See previous submission from Holly Dobbins

Toonik Tyme

 

As I write, the annual Toonik Tyme celebration is taking place: a time to celebrate spring, the return of the light, and the coming together of community.   To some, perhaps, it might not seem to bespeak “spring.”   Highlights are sea ice golf, dog team races, ice sculpture competitions, igloo building competitions, feasts of caribou and seal meat and a lot of music and laughter.  

It is hard for me to realize that this is the midpoint of my time here.   In some ways, however, it is also the end.   Thanks to the support of Nunavut Tunngavik Incorporated (the Inuit Land Claim Organization), I will spend the better part of the next half traveling to communities across the North.  I am excited and I am grateful, but I will miss Iqaluit.  I am greeted everywhere I go, and everyplace is familiar to me.  Somewhere, back in the United States, lies my “real” home, but it seems such a distant memory.  Living in the North is intense in a way that I cannot yet really describe.  There are different realities here -- different things are important. I have hauled water in
-70
°C when our waterlines burst, helped to lay in supplies when storms were coming and have even undergone a physical conversion as my winter garb has been replaced with warmer but lighter (and more beautiful) Inuit clothing. 

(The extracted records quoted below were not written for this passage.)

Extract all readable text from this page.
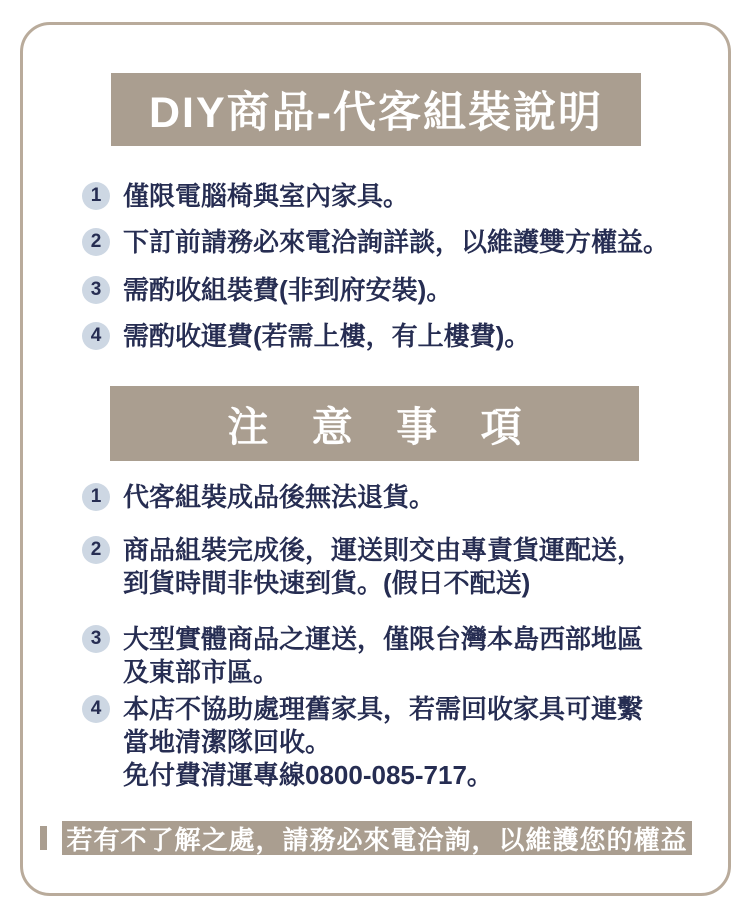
DIY商品-代客組裝說明
1 僅限電腦椅與室內家具。
2 下訂前請務必來電洽詢詳談，以維護雙方權益。
3 需酌收組裝費(非到府安裝)。
4 需酌收運費(若需上樓，有上樓費)。
注 意 事 項
1 代客組裝成品後無法退貨。
2 商品組裝完成後，運送則交由專責貨運配送，
到貨時間非快速到貨。(假日不配送)
3 大型實體商品之運送，僅限台灣本島西部地區
及東部市區。
4 本店不協助處理舊家具，若需回收家具可連繫
當地清潔隊回收。
免付費清運專線0800-085-717。
若有不了解之處，請務必來電洽詢，以維護您的權益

With regard to my research, sometimes I feel that I have not spoken to nearly enough people who were part of the negotiations that I am researching; at other times I think I need to track down more documents from the period to better understand the events that I am asking people about.   Where to concentrate my energy?   The more I learn, the more I learn that there is to learn -- and the more is expected of me. 

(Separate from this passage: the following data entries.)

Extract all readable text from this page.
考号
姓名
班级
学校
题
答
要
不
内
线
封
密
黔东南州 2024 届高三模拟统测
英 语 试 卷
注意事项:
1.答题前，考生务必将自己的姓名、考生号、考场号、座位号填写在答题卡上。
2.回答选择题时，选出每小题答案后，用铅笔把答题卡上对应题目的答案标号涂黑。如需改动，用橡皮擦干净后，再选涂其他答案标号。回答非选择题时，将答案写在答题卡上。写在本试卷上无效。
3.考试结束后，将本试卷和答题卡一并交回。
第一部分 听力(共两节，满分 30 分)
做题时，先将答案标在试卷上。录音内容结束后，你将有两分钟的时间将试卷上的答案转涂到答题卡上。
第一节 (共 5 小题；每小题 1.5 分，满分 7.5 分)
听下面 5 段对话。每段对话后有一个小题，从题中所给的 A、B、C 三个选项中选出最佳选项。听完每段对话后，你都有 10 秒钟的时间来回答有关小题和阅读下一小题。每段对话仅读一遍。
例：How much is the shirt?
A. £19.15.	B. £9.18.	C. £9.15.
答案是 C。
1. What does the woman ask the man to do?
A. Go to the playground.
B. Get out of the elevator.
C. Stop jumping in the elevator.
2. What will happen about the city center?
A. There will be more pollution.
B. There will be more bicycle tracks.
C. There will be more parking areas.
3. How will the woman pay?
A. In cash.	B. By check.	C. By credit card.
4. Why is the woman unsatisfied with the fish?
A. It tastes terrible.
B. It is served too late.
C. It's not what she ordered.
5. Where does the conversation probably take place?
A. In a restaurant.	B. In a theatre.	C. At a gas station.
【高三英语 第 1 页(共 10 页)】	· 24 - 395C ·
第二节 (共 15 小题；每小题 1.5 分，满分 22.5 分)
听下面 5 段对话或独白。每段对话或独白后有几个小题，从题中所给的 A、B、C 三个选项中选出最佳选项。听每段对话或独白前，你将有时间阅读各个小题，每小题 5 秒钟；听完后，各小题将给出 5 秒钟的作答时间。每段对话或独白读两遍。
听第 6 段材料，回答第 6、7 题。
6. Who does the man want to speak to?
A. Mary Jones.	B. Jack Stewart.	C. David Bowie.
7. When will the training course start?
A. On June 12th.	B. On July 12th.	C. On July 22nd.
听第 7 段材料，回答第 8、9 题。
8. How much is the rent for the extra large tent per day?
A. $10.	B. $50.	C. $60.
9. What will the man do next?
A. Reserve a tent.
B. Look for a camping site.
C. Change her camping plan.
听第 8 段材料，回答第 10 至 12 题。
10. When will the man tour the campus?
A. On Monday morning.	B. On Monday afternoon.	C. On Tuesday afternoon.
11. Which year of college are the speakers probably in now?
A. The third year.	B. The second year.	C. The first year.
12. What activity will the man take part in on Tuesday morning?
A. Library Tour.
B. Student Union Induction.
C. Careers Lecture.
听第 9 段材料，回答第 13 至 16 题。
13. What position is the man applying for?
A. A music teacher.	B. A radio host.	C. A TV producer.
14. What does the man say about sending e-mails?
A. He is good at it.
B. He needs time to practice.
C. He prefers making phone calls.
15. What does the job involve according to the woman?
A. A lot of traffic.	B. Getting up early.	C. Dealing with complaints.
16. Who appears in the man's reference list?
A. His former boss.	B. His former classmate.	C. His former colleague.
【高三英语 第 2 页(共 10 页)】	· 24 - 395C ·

My biggest challenge is one that I am very happy to live with.   It is passing the tests set for me by each new person that I meet.  The problem is not in being American; most people don’t know or don’t care about that.  It is in not being Inuk[1].   Inuit, as with indigenous peoples everywhere, have been much abused by social scientists.  As one person put it, “I have an uncle who has created at least five ‘doctors.’  Not one of them has ever acknowledged him for it!”   The story that I seek to tell is not my story; it is theirs.  Sometimes I am asked to share my story first, or to answer why, “Why one more interview? Why with you?”  It reminds me each and every time just how much trust is being placed in me with this project as I tell somebody else’s story.  An Inuk woman mused to me just yesterday, “I am very curious to see what voice you are going to use when you write this.”  My answer was, “So am I.”